Senior executives at the Passenger Rail Agency of South Africa (Prasa) oversaw a prolonged period of procurement irregularities, awarding contracts worth R2.8 billion without following proper tender procedures over nearly a decade, a damning investigation has revealed. The Special Investigating Unit (SIU) probe, completed in December 2023 but only now brought to light, pinpointed blatant breaches of rules under six former chief executives or acting chiefs. Yet, no prosecutions have followed despite referrals made years ago. According to the Sunday Times, the report remained confidential until its publication this weekend, highlighting a failure to hold those responsible accountable six years after President Cyril Ramaphosa authorized the inquiry in 2019.
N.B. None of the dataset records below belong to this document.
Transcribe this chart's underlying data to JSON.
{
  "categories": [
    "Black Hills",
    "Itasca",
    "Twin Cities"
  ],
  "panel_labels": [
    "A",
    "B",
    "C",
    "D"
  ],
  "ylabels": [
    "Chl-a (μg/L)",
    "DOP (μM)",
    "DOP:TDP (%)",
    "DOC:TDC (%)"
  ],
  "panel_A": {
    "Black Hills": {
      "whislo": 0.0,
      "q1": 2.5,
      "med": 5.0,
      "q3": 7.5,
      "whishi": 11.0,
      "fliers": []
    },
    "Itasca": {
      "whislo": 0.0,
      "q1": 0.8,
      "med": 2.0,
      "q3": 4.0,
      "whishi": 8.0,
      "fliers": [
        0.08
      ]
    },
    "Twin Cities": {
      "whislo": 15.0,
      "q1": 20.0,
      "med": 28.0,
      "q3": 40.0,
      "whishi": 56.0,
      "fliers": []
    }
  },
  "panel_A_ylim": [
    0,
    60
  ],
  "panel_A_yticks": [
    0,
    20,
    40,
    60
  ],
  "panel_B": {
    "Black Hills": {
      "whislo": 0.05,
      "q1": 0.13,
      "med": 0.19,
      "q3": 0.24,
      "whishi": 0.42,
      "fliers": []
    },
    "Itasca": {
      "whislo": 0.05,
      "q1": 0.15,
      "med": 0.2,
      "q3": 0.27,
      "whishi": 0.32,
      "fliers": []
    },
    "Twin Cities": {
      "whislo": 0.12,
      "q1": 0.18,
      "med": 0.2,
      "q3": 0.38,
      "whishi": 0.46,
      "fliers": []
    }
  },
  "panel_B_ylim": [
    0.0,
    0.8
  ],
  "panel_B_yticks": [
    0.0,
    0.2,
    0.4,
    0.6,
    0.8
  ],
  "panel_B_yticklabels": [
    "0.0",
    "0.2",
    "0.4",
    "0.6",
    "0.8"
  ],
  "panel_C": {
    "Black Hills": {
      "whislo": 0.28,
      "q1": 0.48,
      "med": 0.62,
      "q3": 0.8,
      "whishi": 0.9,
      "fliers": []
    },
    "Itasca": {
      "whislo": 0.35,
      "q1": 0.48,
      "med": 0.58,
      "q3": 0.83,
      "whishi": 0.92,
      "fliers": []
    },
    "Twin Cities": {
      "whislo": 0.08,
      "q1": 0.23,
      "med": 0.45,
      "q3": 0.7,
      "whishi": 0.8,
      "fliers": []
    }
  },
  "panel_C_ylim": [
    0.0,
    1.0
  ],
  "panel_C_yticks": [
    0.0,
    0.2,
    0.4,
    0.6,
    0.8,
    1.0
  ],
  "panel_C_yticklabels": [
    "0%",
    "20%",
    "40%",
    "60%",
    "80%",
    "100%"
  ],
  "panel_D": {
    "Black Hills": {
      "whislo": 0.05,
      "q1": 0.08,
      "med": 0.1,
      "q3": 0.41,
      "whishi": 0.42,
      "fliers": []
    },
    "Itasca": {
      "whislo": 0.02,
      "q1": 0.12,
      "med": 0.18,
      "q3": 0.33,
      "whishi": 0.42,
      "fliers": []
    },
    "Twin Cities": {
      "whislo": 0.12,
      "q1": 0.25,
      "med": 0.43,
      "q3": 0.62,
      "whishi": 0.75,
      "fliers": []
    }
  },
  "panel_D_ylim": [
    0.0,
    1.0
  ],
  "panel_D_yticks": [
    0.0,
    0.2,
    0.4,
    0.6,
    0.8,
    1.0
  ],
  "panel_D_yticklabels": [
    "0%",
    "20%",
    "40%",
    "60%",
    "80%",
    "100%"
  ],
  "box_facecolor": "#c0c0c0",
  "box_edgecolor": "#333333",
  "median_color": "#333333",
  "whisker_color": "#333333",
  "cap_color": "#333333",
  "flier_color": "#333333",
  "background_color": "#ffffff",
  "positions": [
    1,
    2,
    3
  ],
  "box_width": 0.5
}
The SIU identified former leaders Lucky Montana, Nkosinathi Khena, Collins Letsoalo, Lindikaya Zide, Sibusiso Sithole, and Nkosinathi Sishi as responsible for appointing service providers without competitive bidding, leading to payments totaling R2.8 billion. In October 2022, the unit urged the National Prosecuting Authority (NPA) to pursue criminal charges against five of them for violating the Public Finance Management Act, which criminalizes the failure to prevent irregular expenditure. As reported by TimesLIVE, nearly three years on, no executives have faced consequences, with the NPA yet to act on the recommendations.
Security firms emerged as major recipients, collectively receiving almost R1.6 billion. Royal Security, owned by Durban businessman Roy Moodley, topped the list with R579 million, appointed via a single-source method and repeatedly extended without open tendering. Moodley, known for his ties to former president Jacob Zuma—including payments totaling R1.5 million channeled through the firm, as evidenced at the Zondo Commission—did not respond to queries. Other beneficiaries included Chuma Security Services (R332 million), Sechaba Protection Services (R293 million), Vimtsire Protection Services (R181 million), Moz Gold trading as Ilanga Security Services (R119 million), and Advanced Detachment Security Force (R84.5 million). According to the SIU findings detailed in TimesLIVE, successive chiefs neglected to enforce competitive processes throughout.
Extensions were routinely approved under Montana’s leadership, who served from 2006 to 2015 before being dismissed amid unrelated controversies over incompatible locomotives. A 2015 Public Protector investigation had previously terminated a Royal Security contract for poor performance, yet it was later reinstated and prolonged. Additional irregularities involved Vimtsire billing for undeployed guards and receiving verbal instructions for extra personnel costing R11.3 million without contracts, while Ilanga improperly handled VAT. Vimtsire’s director acknowledged an overpayment and agreed to repayments, though only partially fulfilled by mid-2023. Beyond security, a further R1.2 billion went to various contractors for services like coach repairs, forensic probes, and cable theft prevention—all awarded without tenders. Prasa has also abandoned efforts to recover over R2 billion from the liquidated Swifambo Rail, linked to a R3.5 billion corrupt locomotive deal set aside by courts. As noted in earlier reporting by GroundUp, Swifambo’s European partner profited significantly, exacerbating losses from unusable trains.
Responses from implicated parties varied, with several declining to comment or claiming a lack of access to the report. Former procurement officer Joseph Phungula insisted motivations were business-driven, while others, like Montana, dismissed the inquiry outright. The SIU spokesperson offered no reply by the publication deadline. This scandal compounds Prasa’s woes, with ongoing probes into multibillion-rand signaling tenders and advance payments alleged at R2.7 billion to Maziya General Services, as highlighted in whistleblower reports covered by Moneyweb and GroundUp.
Recent Hawks raids on Prasa offices seized devices from top officials amid R18 billion contract suspicions, underscoring persistent governance failures. Auditor-General reports have flagged escalating irregular expenditure, reaching R3.8 billion in prior years due to supply chain lapses. As detailed in Business Day, these issues trace back to state capture-era mismanagement, hindering rail recovery.
With commuter services still faltering and billions lost, calls mount for swift NPA action and systemic reforms to restore accountability at the embattled agency central to South Africa’s public transport network. The delayed justice in this case exemplifies broader challenges in prosecuting high-level corruption, leaving taxpayers bearing the cost of unchecked malfeasance.